You would think that they would at least offer some type of service where they take it into the factory and refit it with new ram chips. Perhaps they could just buy used low-ram boards at a later date and use them to make refurbished high-ram boards.
Another solution is to make it so that it supports both soldered and unsoldered ram (but at a lower frequency). Gaming is frequency-limited but does not require much ram, but a lot of workloads like AI are bandwidth limited. Hell, if you're going to have some high-frequency RAM irreplacibly soldered to the motherboard, it might as well be a chiplet!
suspended_state•6mo ago
I don't know how large is framework's market, nor how deep their pockets are, which condition their ability to produce 2 different models.
It's clear that a modular design is preferable, hopefully once a standard emerges they will use it in their next devices. Perhaps framework will help in that process, but I don't know if they can afford to put up with the initial costs, particularly in a market they don't have a strong foothold yet.
yencabulator•6mo ago
trenchpilgrim•6mo ago
bluescrn•6mo ago
jeroenhd•6mo ago
Unless there's another company out there shipping this CPU with replaceable memory, I'll believe them. Even with LPCAMM, physics just doesn't work out.
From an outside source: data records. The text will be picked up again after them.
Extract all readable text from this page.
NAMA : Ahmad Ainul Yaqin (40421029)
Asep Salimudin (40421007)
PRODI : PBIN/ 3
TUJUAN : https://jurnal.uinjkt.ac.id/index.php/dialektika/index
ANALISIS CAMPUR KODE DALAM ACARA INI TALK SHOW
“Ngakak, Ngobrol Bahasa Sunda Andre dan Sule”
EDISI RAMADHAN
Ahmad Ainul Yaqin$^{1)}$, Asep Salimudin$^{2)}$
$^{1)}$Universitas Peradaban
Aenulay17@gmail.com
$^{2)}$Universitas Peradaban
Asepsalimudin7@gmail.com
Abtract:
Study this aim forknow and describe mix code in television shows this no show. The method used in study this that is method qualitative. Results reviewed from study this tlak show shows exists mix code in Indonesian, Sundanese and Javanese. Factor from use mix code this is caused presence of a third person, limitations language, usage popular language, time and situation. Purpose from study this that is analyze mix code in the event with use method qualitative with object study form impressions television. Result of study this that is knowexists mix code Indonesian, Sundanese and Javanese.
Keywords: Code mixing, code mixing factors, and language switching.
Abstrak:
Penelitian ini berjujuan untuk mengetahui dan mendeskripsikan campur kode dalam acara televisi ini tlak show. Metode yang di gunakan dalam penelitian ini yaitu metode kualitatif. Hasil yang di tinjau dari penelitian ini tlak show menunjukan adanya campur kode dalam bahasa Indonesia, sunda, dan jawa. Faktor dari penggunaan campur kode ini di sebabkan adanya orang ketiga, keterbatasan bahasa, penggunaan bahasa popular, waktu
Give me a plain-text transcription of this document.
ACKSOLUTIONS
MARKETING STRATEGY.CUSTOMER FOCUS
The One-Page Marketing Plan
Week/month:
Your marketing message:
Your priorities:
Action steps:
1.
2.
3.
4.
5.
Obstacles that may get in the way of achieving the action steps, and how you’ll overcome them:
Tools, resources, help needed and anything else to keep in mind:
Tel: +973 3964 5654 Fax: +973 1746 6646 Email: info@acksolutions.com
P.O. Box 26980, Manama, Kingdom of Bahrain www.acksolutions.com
Of course, there are plenty of slower desktops you can buy where all the memory can be swapped out. If you want a repairable desktop like that, you're not stuck with Framework in the same way you would be with laptops. You'll probably struggle to get the same memory bandwidth to make full use of AMD's chips, though.
[1]: https://youtu.be/-lErGZZgUbY?feature=shared&t=446
cyanydeez•6mo ago
tgma•6mo ago
SomeHacker44•6mo ago
* ASUS X870E ROG CROSSHAIR HERO AMD AM5 ATX Motherboard
tgma•6mo ago
I'd probably go Framework Desktop next if I won't need peripherals.
sliken•6mo ago
If you want the high memory bandwidth get the strix halo, if not get any normal PC. Sure apple has the bandwidth as well, and also soldered memory as well.
If you want dimms and you want the memory bandwidth get a threadripper (4 channel), siena (6 channel), thread ripper pro (8 channel), or Epyc (12 channel). But be prepared to double your power (at least), quadruple your space, double your cost, and still not have a decent GPU.
heraldgeezer•6mo ago
Quiet? A real PC with bigger fans = more airflow = quieter
Smaller - yes, this is the tradeoff
GPU is always best separate, that is true since the ages.
"double the power" oh no from 100W to 200W wowwww
"quadruple your space" - not a problem
G3rn0ti•6mo ago
You forget the value proposition of Framework products is not only they allow you to bring your own hardware but they also promise to provide you with replacement parts and upgrades directly from the vendor.
In this case they could not make the RAM replaceable (it’s a limitation of the platform) but you can expect an upgrade board in about 2 years that’s actually going to be easy to install for much less cost than buying a new desktop computer.